China's slump will hurt Australian incomes, and the pain is likely to linger
...This week, in Canberra, it was Treasurer Joe Hockey looking decidedly grey, as he fought with his Prime Minister and the Senate to inject some budget rectitude before the full force of China's construction slowdown hits. Prime Minister Tony Abbott told reporters that the end of history's greatest resources boom was really just a short term blip. "I accept the terms of trade are declining but these are cyclical factors, they are not structural factors," he said.
Those who watch the internal dynamics of the Chinese economy more closely, however, sense a severe case of denial.
...In the short run, says Dong Tao, chief economist for the Asia region at Credit Suisse investment bank, President Xi Jinping's anti-corruption campaign and the parlous state of local government finances "make it impossible to continue what they've done in the last five years". And in the medium term, he says, it will be even harder. Tao says the
"golden age" of endless infrastructure, housing, exports and government stimulus is over. "This is where people are too optimistic, believing that within one or two years things will be better."

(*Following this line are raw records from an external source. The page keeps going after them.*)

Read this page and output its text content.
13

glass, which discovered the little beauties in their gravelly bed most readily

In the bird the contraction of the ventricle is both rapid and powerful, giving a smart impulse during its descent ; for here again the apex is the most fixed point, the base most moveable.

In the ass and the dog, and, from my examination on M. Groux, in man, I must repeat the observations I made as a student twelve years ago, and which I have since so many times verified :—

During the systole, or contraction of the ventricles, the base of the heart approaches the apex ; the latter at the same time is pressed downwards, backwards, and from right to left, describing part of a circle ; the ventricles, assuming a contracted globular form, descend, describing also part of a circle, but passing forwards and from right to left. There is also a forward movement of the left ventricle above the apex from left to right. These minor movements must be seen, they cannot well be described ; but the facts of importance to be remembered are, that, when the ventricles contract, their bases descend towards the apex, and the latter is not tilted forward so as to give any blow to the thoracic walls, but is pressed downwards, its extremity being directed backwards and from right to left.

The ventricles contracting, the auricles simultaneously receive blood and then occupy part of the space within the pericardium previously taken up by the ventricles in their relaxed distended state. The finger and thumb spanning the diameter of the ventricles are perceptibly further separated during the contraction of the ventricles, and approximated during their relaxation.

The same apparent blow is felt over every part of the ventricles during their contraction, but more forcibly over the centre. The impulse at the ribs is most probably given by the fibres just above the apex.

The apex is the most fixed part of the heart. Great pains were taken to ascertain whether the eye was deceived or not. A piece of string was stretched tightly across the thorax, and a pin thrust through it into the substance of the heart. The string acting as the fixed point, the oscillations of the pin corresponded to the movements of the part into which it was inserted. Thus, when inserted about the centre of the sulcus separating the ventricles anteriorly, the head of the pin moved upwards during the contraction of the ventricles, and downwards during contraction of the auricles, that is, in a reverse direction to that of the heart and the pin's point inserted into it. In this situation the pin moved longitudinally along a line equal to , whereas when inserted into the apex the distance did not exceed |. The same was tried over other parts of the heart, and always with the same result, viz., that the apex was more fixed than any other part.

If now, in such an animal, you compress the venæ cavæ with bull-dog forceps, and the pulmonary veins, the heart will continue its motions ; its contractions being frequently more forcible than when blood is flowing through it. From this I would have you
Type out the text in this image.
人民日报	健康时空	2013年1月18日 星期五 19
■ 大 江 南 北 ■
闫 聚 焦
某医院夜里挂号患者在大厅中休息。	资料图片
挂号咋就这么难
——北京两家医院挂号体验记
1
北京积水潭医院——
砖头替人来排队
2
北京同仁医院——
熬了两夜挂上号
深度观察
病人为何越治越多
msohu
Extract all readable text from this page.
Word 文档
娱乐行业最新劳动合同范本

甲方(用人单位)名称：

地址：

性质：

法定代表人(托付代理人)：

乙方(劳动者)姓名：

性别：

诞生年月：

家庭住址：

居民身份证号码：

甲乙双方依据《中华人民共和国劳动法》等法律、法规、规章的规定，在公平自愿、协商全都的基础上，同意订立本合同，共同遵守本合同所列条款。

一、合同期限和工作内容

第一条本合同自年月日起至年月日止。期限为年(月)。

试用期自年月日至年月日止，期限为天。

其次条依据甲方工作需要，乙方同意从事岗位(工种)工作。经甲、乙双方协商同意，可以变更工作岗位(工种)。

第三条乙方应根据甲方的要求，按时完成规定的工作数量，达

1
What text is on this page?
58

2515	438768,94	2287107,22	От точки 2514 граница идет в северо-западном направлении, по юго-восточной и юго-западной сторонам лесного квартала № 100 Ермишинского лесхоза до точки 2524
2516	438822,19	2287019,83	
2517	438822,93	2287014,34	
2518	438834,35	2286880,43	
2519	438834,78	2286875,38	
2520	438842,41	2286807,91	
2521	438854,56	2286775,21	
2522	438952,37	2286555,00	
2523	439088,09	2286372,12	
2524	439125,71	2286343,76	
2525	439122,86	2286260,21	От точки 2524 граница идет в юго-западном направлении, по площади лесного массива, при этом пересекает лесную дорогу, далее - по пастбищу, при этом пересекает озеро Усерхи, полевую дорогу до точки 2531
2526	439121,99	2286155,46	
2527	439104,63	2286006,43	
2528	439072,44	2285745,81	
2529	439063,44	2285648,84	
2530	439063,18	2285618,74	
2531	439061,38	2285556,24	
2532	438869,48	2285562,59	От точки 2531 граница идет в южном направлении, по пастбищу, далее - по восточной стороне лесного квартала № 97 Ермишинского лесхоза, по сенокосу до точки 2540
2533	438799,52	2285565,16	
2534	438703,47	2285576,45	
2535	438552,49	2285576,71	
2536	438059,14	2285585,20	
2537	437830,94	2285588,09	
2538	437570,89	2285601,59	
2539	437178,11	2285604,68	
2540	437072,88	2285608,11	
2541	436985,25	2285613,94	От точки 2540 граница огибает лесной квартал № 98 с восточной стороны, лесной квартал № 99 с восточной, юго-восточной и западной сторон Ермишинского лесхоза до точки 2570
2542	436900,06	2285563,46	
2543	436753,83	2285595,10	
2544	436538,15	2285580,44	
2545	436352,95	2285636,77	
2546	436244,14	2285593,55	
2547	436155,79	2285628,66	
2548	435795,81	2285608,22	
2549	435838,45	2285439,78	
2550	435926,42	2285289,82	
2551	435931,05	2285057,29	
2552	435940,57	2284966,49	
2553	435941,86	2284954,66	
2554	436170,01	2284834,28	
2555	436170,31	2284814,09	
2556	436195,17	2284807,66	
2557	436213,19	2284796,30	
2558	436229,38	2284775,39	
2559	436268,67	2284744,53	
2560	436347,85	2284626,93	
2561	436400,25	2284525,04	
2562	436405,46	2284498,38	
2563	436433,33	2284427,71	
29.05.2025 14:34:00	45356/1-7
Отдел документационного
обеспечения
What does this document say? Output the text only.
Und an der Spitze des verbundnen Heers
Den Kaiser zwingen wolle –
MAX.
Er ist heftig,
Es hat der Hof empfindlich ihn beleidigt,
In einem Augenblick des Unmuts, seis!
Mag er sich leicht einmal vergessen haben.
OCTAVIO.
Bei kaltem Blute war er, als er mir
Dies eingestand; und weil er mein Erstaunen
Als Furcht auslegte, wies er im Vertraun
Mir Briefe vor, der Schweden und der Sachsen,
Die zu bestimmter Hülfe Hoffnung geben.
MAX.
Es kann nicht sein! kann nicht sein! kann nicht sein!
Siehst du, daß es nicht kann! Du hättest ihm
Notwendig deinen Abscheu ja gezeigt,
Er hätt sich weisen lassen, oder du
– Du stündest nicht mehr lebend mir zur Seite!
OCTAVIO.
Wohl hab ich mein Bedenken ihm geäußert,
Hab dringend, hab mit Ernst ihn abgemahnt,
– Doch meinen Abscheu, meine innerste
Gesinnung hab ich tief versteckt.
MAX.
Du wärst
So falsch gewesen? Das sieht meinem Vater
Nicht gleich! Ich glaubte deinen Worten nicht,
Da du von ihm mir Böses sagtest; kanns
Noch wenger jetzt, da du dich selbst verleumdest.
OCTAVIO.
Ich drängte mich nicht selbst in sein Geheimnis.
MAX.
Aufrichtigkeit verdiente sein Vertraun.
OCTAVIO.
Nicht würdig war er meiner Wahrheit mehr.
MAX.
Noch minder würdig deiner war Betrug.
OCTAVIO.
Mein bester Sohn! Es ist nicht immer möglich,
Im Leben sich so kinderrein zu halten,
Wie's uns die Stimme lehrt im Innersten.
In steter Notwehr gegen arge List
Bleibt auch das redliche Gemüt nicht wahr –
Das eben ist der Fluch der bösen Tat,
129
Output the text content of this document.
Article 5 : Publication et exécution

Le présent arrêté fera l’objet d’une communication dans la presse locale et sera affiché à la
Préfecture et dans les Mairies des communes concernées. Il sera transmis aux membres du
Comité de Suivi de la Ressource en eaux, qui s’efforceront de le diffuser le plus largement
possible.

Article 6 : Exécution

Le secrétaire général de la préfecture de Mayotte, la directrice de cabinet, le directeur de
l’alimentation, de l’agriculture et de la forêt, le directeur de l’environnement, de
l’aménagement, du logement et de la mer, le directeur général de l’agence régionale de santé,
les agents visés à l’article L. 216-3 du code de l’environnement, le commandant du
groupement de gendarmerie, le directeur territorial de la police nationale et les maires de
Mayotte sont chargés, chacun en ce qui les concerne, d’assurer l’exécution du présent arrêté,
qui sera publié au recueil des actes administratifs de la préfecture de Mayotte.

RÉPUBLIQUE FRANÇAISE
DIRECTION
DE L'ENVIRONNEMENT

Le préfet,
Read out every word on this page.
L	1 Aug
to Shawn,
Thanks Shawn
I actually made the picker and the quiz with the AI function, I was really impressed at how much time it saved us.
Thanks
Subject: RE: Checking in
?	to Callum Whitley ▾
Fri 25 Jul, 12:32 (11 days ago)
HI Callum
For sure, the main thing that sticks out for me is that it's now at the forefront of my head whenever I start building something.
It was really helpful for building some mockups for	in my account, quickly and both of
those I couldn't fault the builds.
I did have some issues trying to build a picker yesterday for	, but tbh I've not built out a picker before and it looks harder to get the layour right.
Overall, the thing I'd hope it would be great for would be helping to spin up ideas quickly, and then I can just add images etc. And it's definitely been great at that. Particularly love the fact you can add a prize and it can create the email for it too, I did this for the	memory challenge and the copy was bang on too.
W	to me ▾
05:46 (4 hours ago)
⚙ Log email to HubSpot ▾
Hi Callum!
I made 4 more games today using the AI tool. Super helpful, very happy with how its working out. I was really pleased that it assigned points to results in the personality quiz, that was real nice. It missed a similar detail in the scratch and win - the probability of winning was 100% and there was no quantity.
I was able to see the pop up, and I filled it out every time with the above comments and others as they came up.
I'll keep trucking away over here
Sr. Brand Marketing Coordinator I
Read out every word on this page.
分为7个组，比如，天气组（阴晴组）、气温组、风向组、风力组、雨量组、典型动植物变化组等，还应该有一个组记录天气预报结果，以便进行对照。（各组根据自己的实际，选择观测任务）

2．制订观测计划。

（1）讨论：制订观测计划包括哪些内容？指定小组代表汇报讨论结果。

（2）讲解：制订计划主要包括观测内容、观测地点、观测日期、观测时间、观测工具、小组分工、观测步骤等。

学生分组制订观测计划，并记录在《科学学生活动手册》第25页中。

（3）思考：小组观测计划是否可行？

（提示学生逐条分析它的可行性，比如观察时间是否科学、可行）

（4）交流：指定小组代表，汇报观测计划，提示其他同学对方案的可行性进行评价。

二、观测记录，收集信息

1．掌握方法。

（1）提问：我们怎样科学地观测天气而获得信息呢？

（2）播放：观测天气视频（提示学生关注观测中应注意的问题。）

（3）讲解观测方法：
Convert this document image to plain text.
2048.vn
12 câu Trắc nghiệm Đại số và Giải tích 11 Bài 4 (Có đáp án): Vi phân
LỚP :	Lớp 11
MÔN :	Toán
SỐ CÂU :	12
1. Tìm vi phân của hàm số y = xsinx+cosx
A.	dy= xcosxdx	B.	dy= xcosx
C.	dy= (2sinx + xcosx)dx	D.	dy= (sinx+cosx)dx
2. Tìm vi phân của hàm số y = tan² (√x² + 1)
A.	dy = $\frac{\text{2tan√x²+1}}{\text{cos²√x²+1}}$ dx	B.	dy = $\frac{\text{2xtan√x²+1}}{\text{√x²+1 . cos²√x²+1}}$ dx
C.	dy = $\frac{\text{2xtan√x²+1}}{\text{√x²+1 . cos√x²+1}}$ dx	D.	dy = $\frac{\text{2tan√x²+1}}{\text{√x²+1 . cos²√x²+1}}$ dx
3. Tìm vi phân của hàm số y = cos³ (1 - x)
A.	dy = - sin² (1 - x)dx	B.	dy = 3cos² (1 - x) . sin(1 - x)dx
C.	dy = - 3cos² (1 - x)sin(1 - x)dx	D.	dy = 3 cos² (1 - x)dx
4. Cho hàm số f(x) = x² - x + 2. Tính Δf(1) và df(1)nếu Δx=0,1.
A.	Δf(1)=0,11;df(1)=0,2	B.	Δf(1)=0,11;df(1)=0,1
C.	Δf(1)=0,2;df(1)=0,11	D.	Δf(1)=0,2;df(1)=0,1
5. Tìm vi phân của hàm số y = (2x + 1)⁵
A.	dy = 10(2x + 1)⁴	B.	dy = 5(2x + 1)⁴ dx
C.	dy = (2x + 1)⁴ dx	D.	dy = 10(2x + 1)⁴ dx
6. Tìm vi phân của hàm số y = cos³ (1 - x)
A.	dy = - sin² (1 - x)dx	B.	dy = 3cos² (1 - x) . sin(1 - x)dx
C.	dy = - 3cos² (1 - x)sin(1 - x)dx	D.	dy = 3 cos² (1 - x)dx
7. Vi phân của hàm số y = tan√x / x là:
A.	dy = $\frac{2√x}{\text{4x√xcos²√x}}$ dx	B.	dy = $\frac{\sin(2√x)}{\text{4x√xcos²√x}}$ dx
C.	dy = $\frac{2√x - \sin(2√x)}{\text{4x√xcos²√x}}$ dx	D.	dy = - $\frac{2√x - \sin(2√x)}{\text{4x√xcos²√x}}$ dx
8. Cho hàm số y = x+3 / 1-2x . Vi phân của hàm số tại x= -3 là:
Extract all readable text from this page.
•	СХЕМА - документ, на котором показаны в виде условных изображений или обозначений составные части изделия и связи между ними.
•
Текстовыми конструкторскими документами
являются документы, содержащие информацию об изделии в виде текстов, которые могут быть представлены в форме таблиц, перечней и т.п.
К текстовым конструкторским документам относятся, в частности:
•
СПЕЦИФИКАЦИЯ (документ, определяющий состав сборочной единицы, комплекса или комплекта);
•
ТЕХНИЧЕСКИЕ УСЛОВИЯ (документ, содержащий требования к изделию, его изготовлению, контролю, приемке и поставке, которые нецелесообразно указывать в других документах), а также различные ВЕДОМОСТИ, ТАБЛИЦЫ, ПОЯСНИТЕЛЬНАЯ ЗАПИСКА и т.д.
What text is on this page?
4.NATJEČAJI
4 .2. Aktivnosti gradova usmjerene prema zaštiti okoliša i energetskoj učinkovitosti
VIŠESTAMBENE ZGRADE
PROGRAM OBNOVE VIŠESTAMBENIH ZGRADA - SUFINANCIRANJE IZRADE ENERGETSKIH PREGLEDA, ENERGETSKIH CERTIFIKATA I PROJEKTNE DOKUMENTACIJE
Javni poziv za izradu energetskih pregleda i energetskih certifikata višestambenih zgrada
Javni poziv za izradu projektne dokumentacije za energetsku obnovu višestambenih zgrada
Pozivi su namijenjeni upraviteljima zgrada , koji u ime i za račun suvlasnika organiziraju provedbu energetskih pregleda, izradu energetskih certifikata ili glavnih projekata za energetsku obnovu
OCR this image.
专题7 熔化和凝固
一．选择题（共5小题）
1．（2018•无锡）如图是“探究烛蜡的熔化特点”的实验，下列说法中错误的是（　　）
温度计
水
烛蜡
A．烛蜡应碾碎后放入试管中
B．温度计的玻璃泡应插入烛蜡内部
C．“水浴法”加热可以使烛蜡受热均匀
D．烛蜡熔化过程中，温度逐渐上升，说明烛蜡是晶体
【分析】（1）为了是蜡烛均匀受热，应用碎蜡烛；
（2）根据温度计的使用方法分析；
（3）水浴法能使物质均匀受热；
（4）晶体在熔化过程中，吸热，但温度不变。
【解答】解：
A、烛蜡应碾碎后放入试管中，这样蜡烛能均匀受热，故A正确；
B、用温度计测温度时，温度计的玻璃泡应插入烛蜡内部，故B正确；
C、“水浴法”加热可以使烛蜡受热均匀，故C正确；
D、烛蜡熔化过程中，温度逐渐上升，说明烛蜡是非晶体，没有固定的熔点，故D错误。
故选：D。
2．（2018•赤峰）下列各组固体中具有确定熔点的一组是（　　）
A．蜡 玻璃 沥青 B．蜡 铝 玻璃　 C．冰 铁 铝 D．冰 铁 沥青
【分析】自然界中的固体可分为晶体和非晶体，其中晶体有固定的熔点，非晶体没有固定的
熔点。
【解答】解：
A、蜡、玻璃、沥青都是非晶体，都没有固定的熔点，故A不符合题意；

China's transition to a services-based and consumption-driven economy means that its appetite for commodities such as Australian iron ore is going to "shrink dramatically", says Tao.
It's now well known that China's decade of hyper-industrialisation led to unprecedented prices for key Australian commodities. The most rigorous study, a recent Reserve Bank discussion paper led by Peter Downes, found the mining boom (effectively defined as China's acceleration of industrial output) delivered an extra 13 per cent in disposable income to the average Australian household for what was, in most cases, no extra effort.
...The biggest single beneficiary, however, was Canberra. These super corporate tax revenues were redistributed in the form of family benefits, baby bonuses and eight years of consecutive personal income tax cuts. Perhaps the Abbott Government's central political predicament is that those multi-billion dollar windfalls were much easier to give than take away.
The week began with figures showing Chinese manufacturing has slumped again and the country is on track for the lowest GDP reading since 1990. China is likely to fall short of the 7.5 per cent growth target for the first time in 15 years, according to Bloomberg's consensus forecast of economists.
But the Chinese GDP slowdown masks a much greater impact on the commodities prices which underwrite the Australian economy and particularly the budget. Wednesday's national accounts showed Australia has just endured an "income recession", with national income falling in the two quarters up until September. And that was before the prices of iron ore, coal and oil (which is linked to LNG pricing) really fell through the floor, reaching new lows this week.
...
China's most pressing economic problem is the most rapid accumulation of debt that any country has ever known. Standard Chartered calculations show that China's debt to GDP ratio has surged from 150 to 250 per cent in just five years. In other words, in the absence of reform,
China is stuck in a savage debt-spiral where ever-increasing volumes of credit are producing diminishing returns.